For Severity 2 cases, a notification is sent twice daily to ROC & Call Center Management with problem status, until the problem is resolved. These notifications occur at approximately 0800 and 1600, with problem status. When the incident is resolved, a final e-mail to notification is sent to ROC Management summarizing the problem and its final resolution.

Escalation

The ROC strives to assure that escalation is seamless to those who report Resource Management & call center performance problems. When a problem is beyond the capability of the ROC team involving network failures associated with Severity 1 cases, the ROC escalates problems to the Division IT team. This escalation may occur within a shorter time frame, as the ROC team may realize immediately that additional support is needed.

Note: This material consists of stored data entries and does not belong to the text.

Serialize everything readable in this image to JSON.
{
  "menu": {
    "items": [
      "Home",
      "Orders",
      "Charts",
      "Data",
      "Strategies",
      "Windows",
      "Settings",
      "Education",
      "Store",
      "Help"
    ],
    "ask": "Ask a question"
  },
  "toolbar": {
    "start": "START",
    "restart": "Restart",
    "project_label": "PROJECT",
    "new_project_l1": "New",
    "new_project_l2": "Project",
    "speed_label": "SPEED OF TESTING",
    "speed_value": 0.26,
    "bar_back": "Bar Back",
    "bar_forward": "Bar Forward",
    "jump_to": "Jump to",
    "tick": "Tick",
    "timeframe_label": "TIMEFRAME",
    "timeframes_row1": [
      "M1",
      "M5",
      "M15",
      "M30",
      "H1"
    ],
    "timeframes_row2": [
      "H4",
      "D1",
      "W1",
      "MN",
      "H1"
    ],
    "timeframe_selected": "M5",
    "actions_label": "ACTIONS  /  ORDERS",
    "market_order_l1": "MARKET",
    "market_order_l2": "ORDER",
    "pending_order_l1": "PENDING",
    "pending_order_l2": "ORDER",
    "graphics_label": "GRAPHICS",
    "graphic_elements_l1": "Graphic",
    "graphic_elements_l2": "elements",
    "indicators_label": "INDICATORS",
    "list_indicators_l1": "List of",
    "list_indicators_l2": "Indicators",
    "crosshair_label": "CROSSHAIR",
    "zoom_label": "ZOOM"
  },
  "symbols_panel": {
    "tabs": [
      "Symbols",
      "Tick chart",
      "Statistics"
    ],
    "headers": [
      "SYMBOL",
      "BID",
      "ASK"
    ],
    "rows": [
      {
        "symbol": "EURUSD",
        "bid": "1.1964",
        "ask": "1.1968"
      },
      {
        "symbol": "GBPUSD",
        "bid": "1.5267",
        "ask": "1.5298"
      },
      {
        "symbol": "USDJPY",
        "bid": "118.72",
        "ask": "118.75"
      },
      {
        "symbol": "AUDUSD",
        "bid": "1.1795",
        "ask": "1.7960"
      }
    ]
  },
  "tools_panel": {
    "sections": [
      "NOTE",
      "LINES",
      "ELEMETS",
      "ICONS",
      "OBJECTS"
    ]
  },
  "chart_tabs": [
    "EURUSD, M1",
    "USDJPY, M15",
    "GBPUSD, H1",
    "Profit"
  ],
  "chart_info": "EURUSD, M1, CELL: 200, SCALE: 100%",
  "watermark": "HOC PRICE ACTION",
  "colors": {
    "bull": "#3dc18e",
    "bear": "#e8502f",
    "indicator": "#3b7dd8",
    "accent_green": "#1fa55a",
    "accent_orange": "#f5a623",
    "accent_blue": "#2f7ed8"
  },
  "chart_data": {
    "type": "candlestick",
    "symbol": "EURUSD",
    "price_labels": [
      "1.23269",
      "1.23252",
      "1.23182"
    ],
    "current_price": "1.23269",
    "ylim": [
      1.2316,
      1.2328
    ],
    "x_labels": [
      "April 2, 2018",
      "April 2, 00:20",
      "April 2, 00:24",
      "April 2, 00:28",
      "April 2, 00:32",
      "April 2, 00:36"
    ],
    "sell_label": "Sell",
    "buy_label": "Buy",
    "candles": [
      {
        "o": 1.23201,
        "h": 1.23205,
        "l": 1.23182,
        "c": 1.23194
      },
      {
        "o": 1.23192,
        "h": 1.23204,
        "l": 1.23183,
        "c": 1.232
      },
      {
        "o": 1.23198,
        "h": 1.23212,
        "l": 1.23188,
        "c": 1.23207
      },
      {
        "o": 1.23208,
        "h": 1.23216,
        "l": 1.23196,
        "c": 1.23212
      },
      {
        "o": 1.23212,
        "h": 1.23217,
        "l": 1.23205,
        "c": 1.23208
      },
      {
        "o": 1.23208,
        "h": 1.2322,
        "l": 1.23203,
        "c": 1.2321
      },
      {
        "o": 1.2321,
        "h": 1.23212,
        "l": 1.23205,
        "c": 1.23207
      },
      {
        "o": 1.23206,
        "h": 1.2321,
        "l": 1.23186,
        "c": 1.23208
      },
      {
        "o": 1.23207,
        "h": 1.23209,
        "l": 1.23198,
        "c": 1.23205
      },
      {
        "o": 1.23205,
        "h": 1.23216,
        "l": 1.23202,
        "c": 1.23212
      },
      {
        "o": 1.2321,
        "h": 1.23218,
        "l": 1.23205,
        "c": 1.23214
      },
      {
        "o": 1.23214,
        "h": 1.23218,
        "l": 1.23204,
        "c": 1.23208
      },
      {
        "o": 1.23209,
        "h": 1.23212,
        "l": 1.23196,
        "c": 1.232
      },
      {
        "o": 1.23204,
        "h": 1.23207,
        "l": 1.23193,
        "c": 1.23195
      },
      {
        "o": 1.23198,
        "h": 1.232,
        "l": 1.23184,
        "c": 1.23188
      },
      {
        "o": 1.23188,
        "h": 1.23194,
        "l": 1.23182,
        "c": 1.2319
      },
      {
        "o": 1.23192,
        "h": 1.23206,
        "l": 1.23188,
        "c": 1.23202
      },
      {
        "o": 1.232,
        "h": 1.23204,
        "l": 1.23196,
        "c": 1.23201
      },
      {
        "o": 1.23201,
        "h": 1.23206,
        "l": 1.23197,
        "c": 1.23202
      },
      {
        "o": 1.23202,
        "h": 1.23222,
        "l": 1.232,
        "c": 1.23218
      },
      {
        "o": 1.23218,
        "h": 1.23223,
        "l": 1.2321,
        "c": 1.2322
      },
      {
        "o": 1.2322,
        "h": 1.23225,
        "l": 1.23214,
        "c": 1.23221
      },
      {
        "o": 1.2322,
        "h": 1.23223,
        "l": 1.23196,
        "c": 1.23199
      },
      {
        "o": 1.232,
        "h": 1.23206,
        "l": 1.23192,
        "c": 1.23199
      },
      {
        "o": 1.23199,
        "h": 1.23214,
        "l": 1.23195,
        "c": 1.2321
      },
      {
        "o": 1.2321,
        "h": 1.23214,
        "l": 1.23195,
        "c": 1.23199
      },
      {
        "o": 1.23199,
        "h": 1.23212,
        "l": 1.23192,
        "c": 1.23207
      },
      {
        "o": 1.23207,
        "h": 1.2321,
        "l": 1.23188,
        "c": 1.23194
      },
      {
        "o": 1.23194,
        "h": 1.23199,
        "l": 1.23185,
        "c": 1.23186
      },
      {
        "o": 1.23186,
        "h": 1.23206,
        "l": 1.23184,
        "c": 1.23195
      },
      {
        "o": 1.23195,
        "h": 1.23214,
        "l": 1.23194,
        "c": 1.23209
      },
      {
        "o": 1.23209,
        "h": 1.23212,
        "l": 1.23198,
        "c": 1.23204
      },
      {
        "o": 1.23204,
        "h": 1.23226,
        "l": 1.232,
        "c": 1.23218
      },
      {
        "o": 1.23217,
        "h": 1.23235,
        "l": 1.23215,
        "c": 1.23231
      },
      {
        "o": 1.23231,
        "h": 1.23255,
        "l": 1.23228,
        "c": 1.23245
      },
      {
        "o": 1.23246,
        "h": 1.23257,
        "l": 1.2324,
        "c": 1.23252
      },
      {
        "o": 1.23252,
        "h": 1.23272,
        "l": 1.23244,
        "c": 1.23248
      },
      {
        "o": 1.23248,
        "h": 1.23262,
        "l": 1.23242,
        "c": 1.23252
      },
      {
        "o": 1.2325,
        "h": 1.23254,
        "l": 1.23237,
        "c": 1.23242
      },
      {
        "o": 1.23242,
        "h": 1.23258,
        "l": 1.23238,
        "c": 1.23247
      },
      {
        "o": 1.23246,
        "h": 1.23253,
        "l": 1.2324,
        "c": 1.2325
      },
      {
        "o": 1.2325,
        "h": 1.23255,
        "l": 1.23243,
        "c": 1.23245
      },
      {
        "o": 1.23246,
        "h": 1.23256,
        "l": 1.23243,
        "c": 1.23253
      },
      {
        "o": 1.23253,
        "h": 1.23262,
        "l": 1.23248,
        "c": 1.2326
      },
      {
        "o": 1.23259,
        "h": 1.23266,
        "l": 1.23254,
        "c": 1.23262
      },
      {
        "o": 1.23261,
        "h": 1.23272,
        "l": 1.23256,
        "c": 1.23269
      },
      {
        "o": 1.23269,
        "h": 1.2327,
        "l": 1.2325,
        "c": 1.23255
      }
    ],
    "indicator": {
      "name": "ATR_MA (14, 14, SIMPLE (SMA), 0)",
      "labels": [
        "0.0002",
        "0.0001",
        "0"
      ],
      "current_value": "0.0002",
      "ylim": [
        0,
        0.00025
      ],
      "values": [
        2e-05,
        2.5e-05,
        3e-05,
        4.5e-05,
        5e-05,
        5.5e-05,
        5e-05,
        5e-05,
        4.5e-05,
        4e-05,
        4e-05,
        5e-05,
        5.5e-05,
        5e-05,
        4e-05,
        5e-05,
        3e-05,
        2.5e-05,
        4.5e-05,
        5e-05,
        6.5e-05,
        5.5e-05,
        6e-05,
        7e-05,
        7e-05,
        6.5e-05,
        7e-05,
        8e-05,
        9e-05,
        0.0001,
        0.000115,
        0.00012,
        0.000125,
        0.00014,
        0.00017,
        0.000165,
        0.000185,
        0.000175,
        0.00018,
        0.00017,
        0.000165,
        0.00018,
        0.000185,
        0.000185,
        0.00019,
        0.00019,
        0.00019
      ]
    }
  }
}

The Division IT team is informed of the problem or failure and is provided with all supporting information. At this point a strategy is decided upon and documented in the trouble ticket.

For Severity 2 & 3 tickets: (Escalation process to be defined)

Closure Communication

Upon resolution of an incident, the ROC will change the status of an incident case to resolved, which triggers an email notification to the distributions associated with the case.

For Severity 1, 2 & 3 cases, the email generated states the following:

Incident Case [ROC #1722] regarding:

" Atlanta Degraded Service Level 50%",

is shown as completed in our records and will be closed unless you respond to this notice requesting additional support and/or information.

Thank You,

ROC Operations 678-xxx-xxxx


Post-Resolution Analysis

All incident cases categorized as Severity 1 are reviewed jointly with the Call Center Leadership, the Division IT & Care Leadership and the ROC Manager in a post-resolution analysis meeting. The purpose of the meeting is to review all of the data relevant to the problem with a goal of improving operational procedures.

This analysis is also available to our clients upon request.

All Severity 1, 2 & 3 cases generate an incident report contained within the OpsCenter application.

When Severity 2 incidents re-occur multiple times within a week, the ROC will generate a ROC Performance Analysis Report - Sample Report. This report gives an analysis of the recurring incidents, including:

  • Incident Description
  • Type of Investigation Undertaken
  • Findings
  • Positive Features and Good Practice Recognized
  • Recommendations and Action Plan
  • Appendices with supporting detail

The ROC Management will facilitate meetings with call center sites to review Severity 2 Performance Analysis Reports, and make recommendations for actions to address the causes identified as leading to Service Level Failures.

Regular Status Reporting

The ROC prepares status reports on a daily, weekly and monthly basis. Each daily status report is generated from OpsCenter, and contains a list of all open incident cases sorted by severity status in ascending order, and by date opened (oldest to newest) within each status. Each weekly report contains a list of all tickets closed since the date of the previous weekly report.